The audit, based on a snapshot of the VA system on May 15, also found that about 230 others in Indiana who enrolled in the VA health care system over the past 10 years have apparently fallen through the cracks and never received appointments. That includes 173 at the Indianapolis VA hospital.

"This is just an example of how widespread the problems were," said Peter Gaytan, executive director of the American Legion's national headquarters in Washington.

The audit is the first nationwide look at the VA network following reports two months ago of patients dying while awaiting appointments and of cover-ups at the Phoenix VA center

The controversy forced VA Secretary Eric Shinseki to resign May 30.
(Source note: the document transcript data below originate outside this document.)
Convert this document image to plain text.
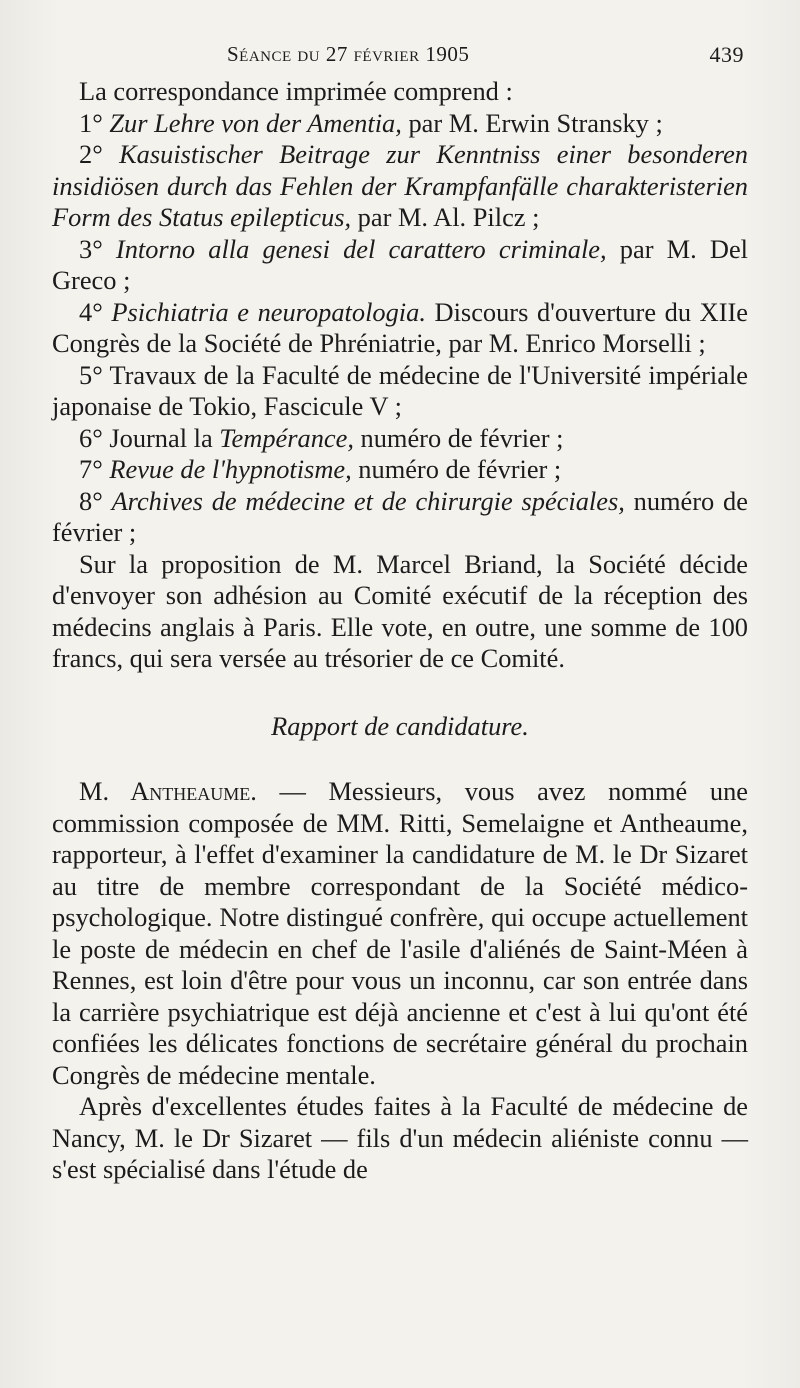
Séance du 27 février 1905	439

La correspondance imprimée comprend :

1° Zur Lehre von der Amentia, par M. Erwin Stransky ;

2° Kasuistischer Beitrage zur Kenntniss einer besonderen insidiösen durch das Fehlen der Krampfanfälle charakteristerien Form des Status epilepticus, par M. Al. Pilcz ;

3° Intorno alla genesi del carattero criminale, par M. Del Greco ;

4° Psichiatria e neuropatologia. Discours d'ouverture du XIIe Congrès de la Société de Phréniatrie, par M. Enrico Morselli ;

5° Travaux de la Faculté de médecine de l'Université impériale japonaise de Tokio, Fascicule V ;

6° Journal la Tempérance, numéro de février ;

7° Revue de l'hypnotisme, numéro de février ;

8° Archives de médecine et de chirurgie spéciales, numéro de février ;

Sur la proposition de M. Marcel Briand, la Société décide d'envoyer son adhésion au Comité exécutif de la réception des médecins anglais à Paris. Elle vote, en outre, une somme de 100 francs, qui sera versée au trésorier de ce Comité.

Rapport de candidature.

M. Antheaume. — Messieurs, vous avez nommé une commission composée de MM. Ritti, Semelaigne et Antheaume, rapporteur, à l'effet d'examiner la candidature de M. le Dr Sizaret au titre de membre correspondant de la Société médico-psychologique. Notre distingué confrère, qui occupe actuellement le poste de médecin en chef de l'asile d'aliénés de Saint-Méen à Rennes, est loin d'être pour vous un inconnu, car son entrée dans la carrière psychiatrique est déjà ancienne et c'est à lui qu'ont été confiées les délicates fonctions de secrétaire général du prochain Congrès de médecine mentale.

Après d'excellentes études faites à la Faculté de médecine de Nancy, M. le Dr Sizaret — fils d'un médecin aliéniste connu — s'est spécialisé dans l'étude de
Auditors reviewed 731 sites nationwide and found that the agency's complicated appointment process created confusion among schedulers and supervisors and that a 14-day goal for seeing first-time patients was unattainable. The VA has since abandoned that goal.

Both the Richard L. Roudebush VA Medical Center in Indianapolis and the VA Northern Indiana Health Care System, which has campuses in Fort Wayne and Marion, had much longer waiting periods for new patients than for established patients.

At the Indianapolis facility, which was flagged for a follow-up review, the new patients waiting to see a primary care physician waited an average of nearly 54 days, far above the 2.6-day average wait faced by established patients.

New patients seeking the same care at the northern Indiana facilities waited nearly 32 days, compared with about 3 days for established patients.

Waits for new patients seeking specialists were lower at Roudebush, at about 32 days, but jumped to more than 48 days in northern Indiana.

Roudebush spokeswoman Julie Webb said the hospital is contacting everyone on its electronic waiting list to determine if it can see them sooner. If the hospital can't offer them appointments within 30 days, it will offer to direct them to care elsewhere in the community.

She also said the hospital was starting Saturday clinics in an effort to see new primary care patients more rapidly.

Webb said the figure of 173 people believed to have fallen through the cracks in Indianapolis was misleading, because it simply represents the number of veterans who have signed up for the system.

Tom Bratcher, Indiana state commander for the Disabled American Veterans, said he had not seen the audit yet, but added, "It's my belief that they're kind of understaffed."

Democratic Indiana Sen. Joe Donnelly called the 90-day waiting period "absolutely unacceptable."

"We need to give VA medical facilities the tools they need to bring down wait times and improve care, and we need to hold VA officials responsible for any misconduct," Donnelly said in a statement.

Webb and Mike Brady, spokesman for the Northern Indiana VA system, said the long wait times for new patients stem in part from the extra time initial appointments require, which makes them harder to fit into the schedule.

Webb and Brady also noted that their facilities have difficulty attracting primary care physicians, who prefer to set up shop in the private market.

"We admit we need additional capacity and we are working on that," Webb said.

Nationally, the audit found more than 57,000 patients were still waiting for initial medical appointments after 90 days, and an additional 64,000 who enrolled in the VA health care system in the last decade had never been seen.